Baca juga : Benzema Wujudkan Trisula Maut di Timnas Perancis
Keyakinan serupa, tetapi berbeda tujuan, diusung penyelenggara Piala Eropa edisi ke-16 itu. Mereka tidak ingin mengulangi kegagalan masa lalu. Pada 19 Februari 2020, Asosiasi Sepak Bola Eropa (UEFA) dan panitia lokal nekat menggelar laga babak 16 besar Liga Champions Eropa antara Atalanta versus Valencia di Milan, Italia, dengan kehadiran ribuan penonton. Padahal, wabah Covid-19 dari China tengah mengintai semua negara, saat itu.

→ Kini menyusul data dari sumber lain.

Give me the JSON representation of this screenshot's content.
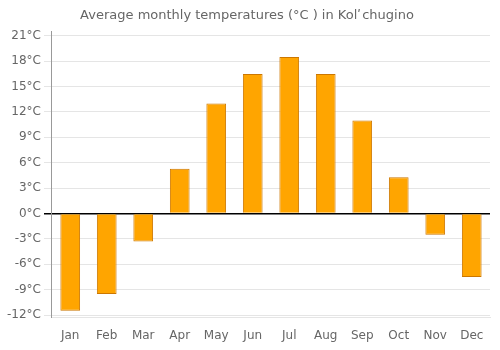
{
  "chart_data": {
    "type": "bar",
    "title": "Average monthly temperatures (°C ) in Kolʹ chugino",
    "categories": [
      "Jan",
      "Feb",
      "Mar",
      "Apr",
      "May",
      "Jun",
      "Jul",
      "Aug",
      "Sep",
      "Oct",
      "Nov",
      "Dec"
    ],
    "values": [
      -11.5,
      -9.5,
      -3.3,
      5.3,
      13.0,
      16.5,
      18.5,
      16.5,
      11.0,
      4.3,
      -2.5,
      -7.5
    ],
    "color": "#FFA500",
    "ylim": [
      -12.3,
      21.5
    ],
    "yticks": [
      {
        "value": -12,
        "label": "-12°C"
      },
      {
        "value": -9,
        "label": "-9°C"
      },
      {
        "value": -6,
        "label": "-6°C"
      },
      {
        "value": -3,
        "label": "-3°C"
      },
      {
        "value": 0,
        "label": "0°C"
      },
      {
        "value": 3,
        "label": "3°C"
      },
      {
        "value": 6,
        "label": "6°C"
      },
      {
        "value": 9,
        "label": "9°C"
      },
      {
        "value": 12,
        "label": "12°C"
      },
      {
        "value": 15,
        "label": "15°C"
      },
      {
        "value": 18,
        "label": "18°C"
      },
      {
        "value": 21,
        "label": "21°C"
      }
    ],
    "grid": true
  }
}
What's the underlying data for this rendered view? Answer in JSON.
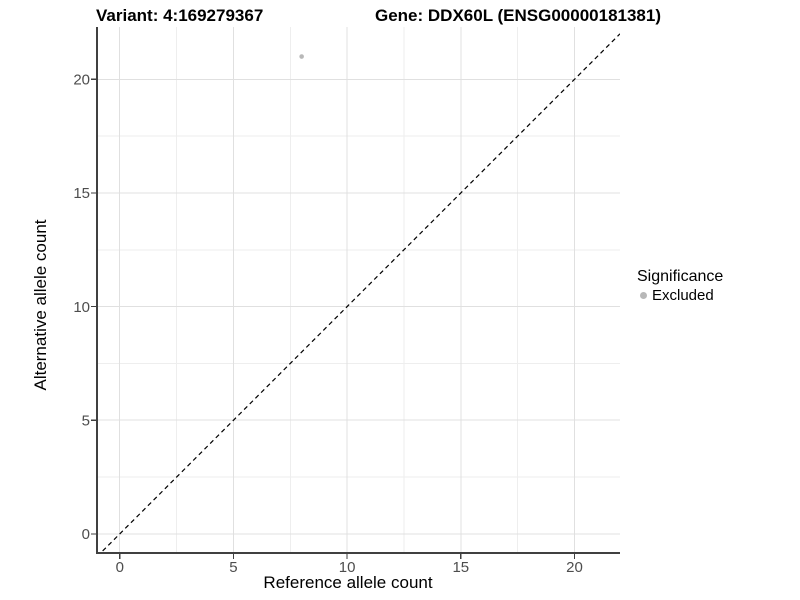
{
  "chart_data": {
    "type": "scatter",
    "titles": {
      "left": "Variant: 4:169279367",
      "right": "Gene: DDX60L (ENSG00000181381)"
    },
    "xlabel": "Reference allele count",
    "ylabel": "Alternative allele count",
    "xlim": [
      -1,
      22
    ],
    "ylim": [
      -0.84,
      22.3
    ],
    "x_ticks": [
      0,
      5,
      10,
      15,
      20
    ],
    "y_ticks": [
      0,
      5,
      10,
      15,
      20
    ],
    "x_minor_ticks": [
      2.5,
      7.5,
      12.5,
      17.5
    ],
    "y_minor_ticks": [
      2.5,
      7.5,
      12.5,
      17.5
    ],
    "grid": true,
    "legend_position": "right",
    "points": [
      {
        "x": 8,
        "y": 21,
        "series": "Excluded",
        "color": "#b8b8b8",
        "radius": 2.3
      }
    ],
    "reference_line": {
      "type": "abline",
      "slope": 1,
      "intercept": 0,
      "style": "dashed",
      "color": "#000000"
    },
    "legend": {
      "title": "Significance",
      "entries": [
        {
          "label": "Excluded",
          "color": "#b8b8b8"
        }
      ]
    },
    "style": {
      "background": "#ffffff",
      "grid_major": "#e0e0e0",
      "grid_minor": "#eeeeee",
      "axis_line": "#404040",
      "tick_mark": "#3f3f3f",
      "tick_text": "#4d4d4d",
      "point_gray": "#b8b8b8"
    }
  }
}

Setelah laga yang dihadiri 44.000 penonton itu selesai, kasus Covid-19 meledak di Italia dan Spanyol, negara-negara asal kedua klub yang bertarung itu. Korban jiwa berjatuhan, kota-kota di Italia dan Spanyol pun lumpuh akibat penutupan wilayah. Tak pelak, laga itu disebut ”game zero” alias titik nol pandemi Covid-19 di Eropa. Sebagian lainnya menyebutnya ”bom biologis”.
Piala Eropa bisa menjadi katalis yang menghadirkan harapan serta optimisme dengan kehadiran kembali penonton. Namun, itu semua harus berjalan aman.
Guna menangkal terulangnya tragedi itu, protokol kesehatan ketat akan diterapkan di 11 arena Piala Eropa 2020. Penonton, misalnya, diwajibkan mengantongi sertifikat vaksin dan mengikuti tes antigen Covid-19 sebelum memasuki stadion. Terkendalinya kasus baru Covid-19 dan tingginya cakupan vaksinasi di negara-negara arena Piala Eropa 2020, yaitu di atas 30 persen, kian menambah optimisme.
Namun, untuk berjaga-jaga, salah satu tuan rumah, Inggris, tetap mewajibkan karantina 10 hari bagi wisatawan asing. Berbagai prosedur itu telah diuji coba dan berjalan lancar, salah satunya pada final Piala FA Inggris yang dihadiri 21.000 penonton, Sabtu (15/5/2021) lalu.
”Saya ingin melihat warga Skotlandia datang ke London dan menyaksikan laga Skotlandia versus Inggris. Bakal sungguh fantastis. Kita bisa memanfaatkan Piala Eropa 2020 sebagai batu loncatan untuk pemulihan. Piala Eropa bisa menjadi katalis yang menghadirkan harapan serta optimisme. Namun, itu semua harus berjalan aman,” ujar Wali Kota London Sadiq Khan, dikutip Express.
Senada dengan Khan, mantan bek timnas Inggris, Lee Dixon, meyakini, sepak bola lewat Piala Eropa akan kembali menjadi suar asa manusia di tengah gelapnya dunia. ”Hal itu telah terbukti,” ujarnya.